先日そういう特集をやってましたが林業って重労働なのにちょっとびっくりするほど給料が安かったんです。
そこが改善されないと難しいですよね。

過疎化対策&労働力の提供そういうの実施していて上手くいってるところもあるみたいですね。
学生が農業を手伝って野菜をもらえるとか。
そういうのを企業でっていうのも良い考えかも。
返信する
なるほど。 (けんた)
2009-02-06 00:57:19
まず何で林業が低賃金なのかが気になりますよね。重労働な上に専門性が必要な職種だからそんなことないとばっかり思っていたんですが・・・何なんだろう?木材の販売単価が安いのかな?流通過程が多過ぎるからコスト高とかかな?

ちょっと調べてみます。

あの記事書いた後に色々と思ったことなんですけど、例えばボランティアだとか、地域貢献だとか、あとは最近流行りのエコ活動だとか、こういうのって企業にとってなかなかインセンティブが働かないんですよね。何故なら金にならないので。

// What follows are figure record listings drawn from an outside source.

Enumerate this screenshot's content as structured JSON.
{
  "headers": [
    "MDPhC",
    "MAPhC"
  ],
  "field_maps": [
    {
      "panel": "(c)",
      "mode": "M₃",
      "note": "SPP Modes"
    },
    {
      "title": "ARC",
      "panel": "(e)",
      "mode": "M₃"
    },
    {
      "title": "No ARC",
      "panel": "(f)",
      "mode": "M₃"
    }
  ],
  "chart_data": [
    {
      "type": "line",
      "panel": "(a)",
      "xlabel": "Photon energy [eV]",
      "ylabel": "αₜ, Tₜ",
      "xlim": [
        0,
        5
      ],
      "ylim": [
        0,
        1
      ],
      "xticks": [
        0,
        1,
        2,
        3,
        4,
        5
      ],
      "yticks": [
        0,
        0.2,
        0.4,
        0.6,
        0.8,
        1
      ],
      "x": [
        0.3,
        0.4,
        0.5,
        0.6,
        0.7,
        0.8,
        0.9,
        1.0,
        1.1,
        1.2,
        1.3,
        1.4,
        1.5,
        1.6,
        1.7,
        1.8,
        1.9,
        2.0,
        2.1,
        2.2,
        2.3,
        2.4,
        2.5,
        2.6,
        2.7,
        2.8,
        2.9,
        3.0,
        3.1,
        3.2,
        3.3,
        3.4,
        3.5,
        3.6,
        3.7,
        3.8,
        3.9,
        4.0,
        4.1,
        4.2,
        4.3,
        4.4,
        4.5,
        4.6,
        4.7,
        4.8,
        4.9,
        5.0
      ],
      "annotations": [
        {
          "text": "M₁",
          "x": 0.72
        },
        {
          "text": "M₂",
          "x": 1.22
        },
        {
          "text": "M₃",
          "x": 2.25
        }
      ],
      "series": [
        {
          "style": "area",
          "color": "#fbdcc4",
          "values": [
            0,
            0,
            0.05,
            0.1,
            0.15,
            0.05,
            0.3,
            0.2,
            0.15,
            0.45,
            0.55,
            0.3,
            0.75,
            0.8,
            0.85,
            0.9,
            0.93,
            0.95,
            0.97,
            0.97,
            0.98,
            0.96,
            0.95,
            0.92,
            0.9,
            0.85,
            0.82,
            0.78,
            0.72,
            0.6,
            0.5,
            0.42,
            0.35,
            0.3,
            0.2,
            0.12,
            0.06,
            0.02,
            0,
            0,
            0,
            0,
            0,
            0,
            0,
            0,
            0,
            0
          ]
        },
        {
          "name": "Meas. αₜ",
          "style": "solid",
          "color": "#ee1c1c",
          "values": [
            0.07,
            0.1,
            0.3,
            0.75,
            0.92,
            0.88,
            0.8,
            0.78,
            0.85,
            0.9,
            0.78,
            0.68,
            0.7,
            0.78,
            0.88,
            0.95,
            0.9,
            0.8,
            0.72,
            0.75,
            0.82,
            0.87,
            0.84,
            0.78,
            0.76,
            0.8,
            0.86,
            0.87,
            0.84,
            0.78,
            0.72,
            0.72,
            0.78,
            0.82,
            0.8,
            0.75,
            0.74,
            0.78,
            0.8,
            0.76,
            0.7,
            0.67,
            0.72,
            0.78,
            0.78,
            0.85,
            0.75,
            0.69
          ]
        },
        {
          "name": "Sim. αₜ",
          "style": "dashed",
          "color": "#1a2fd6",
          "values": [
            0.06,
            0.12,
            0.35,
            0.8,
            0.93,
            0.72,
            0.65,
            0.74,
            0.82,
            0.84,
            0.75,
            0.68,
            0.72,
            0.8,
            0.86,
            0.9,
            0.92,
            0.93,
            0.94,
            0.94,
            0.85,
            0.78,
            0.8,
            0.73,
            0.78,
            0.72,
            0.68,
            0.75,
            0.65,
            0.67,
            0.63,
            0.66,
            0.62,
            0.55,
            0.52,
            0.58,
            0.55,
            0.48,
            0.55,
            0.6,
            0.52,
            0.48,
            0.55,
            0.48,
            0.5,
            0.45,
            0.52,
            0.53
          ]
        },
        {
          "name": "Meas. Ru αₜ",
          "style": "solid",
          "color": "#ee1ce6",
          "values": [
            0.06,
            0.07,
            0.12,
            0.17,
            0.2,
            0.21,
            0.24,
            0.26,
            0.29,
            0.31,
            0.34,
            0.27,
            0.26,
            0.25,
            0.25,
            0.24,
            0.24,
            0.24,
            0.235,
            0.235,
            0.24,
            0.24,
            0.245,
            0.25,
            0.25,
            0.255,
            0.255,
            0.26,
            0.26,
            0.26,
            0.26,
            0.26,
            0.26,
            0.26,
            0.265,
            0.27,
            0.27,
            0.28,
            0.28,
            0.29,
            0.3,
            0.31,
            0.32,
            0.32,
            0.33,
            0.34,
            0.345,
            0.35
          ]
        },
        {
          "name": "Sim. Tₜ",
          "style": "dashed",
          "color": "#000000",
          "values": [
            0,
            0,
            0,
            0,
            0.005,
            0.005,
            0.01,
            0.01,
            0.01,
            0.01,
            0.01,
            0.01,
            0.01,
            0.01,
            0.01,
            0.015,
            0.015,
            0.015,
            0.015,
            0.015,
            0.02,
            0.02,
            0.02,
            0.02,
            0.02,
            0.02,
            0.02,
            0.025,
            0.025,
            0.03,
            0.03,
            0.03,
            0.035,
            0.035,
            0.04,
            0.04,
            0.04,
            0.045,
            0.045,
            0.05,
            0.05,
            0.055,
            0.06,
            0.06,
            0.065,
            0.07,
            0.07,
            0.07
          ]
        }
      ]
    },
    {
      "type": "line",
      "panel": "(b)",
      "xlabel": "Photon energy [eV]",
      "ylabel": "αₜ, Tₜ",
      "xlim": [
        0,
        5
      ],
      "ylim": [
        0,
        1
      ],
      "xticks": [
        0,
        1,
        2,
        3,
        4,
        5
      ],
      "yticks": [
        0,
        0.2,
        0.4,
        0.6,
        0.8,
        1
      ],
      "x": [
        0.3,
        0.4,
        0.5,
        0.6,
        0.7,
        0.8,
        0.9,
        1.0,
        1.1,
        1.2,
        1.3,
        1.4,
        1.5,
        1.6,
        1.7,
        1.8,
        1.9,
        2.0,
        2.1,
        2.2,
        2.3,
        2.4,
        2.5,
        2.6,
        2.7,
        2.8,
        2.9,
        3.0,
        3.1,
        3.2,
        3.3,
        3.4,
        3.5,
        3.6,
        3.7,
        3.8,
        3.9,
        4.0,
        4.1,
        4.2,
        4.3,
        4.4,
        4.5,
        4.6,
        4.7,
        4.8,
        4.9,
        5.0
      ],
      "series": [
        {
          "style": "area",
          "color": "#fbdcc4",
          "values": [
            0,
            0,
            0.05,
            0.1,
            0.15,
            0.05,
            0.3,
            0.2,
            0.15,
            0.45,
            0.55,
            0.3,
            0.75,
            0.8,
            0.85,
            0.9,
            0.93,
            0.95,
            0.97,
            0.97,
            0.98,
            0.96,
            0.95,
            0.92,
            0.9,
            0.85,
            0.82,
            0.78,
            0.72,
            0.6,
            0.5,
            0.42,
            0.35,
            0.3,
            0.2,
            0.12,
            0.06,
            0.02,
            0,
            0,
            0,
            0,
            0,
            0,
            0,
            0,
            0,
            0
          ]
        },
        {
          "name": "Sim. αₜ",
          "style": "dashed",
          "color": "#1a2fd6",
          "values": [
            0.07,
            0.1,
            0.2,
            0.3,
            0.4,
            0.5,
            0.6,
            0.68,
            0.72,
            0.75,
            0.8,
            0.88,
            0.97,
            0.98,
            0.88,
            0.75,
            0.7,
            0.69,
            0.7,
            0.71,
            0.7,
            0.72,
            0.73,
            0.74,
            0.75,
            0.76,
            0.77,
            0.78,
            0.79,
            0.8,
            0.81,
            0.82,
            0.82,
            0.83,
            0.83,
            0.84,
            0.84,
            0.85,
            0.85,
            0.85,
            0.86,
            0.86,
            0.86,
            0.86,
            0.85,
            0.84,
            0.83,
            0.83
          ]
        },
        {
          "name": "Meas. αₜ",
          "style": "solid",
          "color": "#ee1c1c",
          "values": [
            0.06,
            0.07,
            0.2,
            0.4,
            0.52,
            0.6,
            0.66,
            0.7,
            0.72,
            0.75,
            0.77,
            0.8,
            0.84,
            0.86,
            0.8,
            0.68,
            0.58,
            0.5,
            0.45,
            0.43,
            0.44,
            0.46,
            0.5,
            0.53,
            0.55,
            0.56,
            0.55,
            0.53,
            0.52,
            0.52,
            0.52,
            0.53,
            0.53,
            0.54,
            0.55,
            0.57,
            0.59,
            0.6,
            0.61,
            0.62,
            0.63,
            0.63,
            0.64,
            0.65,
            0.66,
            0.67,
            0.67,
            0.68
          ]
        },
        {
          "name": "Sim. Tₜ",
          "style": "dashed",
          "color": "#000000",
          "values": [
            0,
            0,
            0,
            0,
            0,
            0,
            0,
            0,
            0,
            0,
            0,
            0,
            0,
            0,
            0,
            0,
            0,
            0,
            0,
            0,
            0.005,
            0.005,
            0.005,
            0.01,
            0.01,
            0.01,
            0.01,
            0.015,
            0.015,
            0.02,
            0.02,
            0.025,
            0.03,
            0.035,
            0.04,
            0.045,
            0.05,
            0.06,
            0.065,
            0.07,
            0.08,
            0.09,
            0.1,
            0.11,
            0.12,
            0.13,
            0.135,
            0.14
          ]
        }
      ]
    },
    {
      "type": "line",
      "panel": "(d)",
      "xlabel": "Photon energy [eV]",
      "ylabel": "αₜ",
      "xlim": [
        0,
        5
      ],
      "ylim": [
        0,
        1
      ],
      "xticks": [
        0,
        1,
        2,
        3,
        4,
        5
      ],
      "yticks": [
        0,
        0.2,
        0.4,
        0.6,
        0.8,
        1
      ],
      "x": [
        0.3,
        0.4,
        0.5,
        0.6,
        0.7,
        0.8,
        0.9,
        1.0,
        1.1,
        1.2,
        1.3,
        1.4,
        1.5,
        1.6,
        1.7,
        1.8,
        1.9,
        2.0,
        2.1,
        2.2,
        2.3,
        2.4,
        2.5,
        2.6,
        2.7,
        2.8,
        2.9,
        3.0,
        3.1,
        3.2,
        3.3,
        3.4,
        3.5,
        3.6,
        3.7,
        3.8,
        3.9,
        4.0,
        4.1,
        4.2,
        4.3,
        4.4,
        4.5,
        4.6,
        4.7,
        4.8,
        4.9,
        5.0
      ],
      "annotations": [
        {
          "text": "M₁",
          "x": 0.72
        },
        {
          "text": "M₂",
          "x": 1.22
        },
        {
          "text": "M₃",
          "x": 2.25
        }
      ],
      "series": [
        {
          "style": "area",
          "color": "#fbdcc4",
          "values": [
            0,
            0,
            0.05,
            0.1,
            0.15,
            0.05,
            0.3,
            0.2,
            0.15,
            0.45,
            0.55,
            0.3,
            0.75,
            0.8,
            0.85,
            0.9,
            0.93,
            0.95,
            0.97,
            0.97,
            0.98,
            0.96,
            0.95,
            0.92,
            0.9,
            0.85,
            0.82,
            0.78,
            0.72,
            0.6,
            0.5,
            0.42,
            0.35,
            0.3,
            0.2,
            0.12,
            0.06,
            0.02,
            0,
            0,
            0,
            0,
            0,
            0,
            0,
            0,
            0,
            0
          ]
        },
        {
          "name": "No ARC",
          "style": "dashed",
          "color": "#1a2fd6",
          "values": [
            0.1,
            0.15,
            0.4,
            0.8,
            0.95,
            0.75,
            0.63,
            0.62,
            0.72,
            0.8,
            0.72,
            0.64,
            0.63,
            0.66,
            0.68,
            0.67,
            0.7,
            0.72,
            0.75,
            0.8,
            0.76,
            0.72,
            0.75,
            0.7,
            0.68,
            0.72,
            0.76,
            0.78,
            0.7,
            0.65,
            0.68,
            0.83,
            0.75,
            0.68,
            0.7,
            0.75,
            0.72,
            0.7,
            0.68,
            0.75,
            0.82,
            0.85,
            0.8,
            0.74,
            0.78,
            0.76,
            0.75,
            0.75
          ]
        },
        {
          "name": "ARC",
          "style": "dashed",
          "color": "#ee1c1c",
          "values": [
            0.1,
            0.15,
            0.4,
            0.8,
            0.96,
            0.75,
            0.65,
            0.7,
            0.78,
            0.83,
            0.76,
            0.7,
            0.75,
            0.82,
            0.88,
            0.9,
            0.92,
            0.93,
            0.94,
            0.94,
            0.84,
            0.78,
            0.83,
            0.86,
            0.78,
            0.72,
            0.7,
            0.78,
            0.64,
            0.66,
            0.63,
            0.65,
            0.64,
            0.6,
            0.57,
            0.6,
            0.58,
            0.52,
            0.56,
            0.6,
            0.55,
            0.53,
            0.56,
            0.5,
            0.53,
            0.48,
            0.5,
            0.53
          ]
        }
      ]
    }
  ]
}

特にエコなんていうのは、最近で言うとコスト削減(しかも微々たる削減)が出来るっていう方が全面に出てきちゃってるし、あとは企業に対する枠組みとして、そういうものが強制的に発動されちゃうから、致し方なく導入している節もあるわけです。つまり、社会貢献というのは建前でしかないわけです。

ところが、今は市場全体での需要量が減っているから供給量もそれに合わせて減らさなければならないわけで、その結果として発生した余剰労働をどうにか消化しなくちゃいけないという機運が全世界で発生しているわけで、だからこそ「派遣切り」だとか「ワークシェアリング」というキーワードが、さも新しいトレンドのように注目され始めている。

で、あれば、その(言葉は悪いですが)余剰労働を消化するために、さっきのような「建前」を全面に出しながらやれば良いんじゃないの?とふと思っただけです。

個人的には「建前」がなんであれ、社会貢献は良いことだと思いますし、その中で学べることもたくさんあると思っているので、「企業に良いように扱われている」ではなく「普段触れることの出来ない新しい価値観に触れることが出来る機会」程度に捉えれば良いんじゃないかと思うんですけどね・・・。

当然、それが大掛かりになれば(例えば大企業がたくさん参画するなど)、社会的なプラスな効果も与えられると思いますし。

なんてことを思ったわけです、漠然と。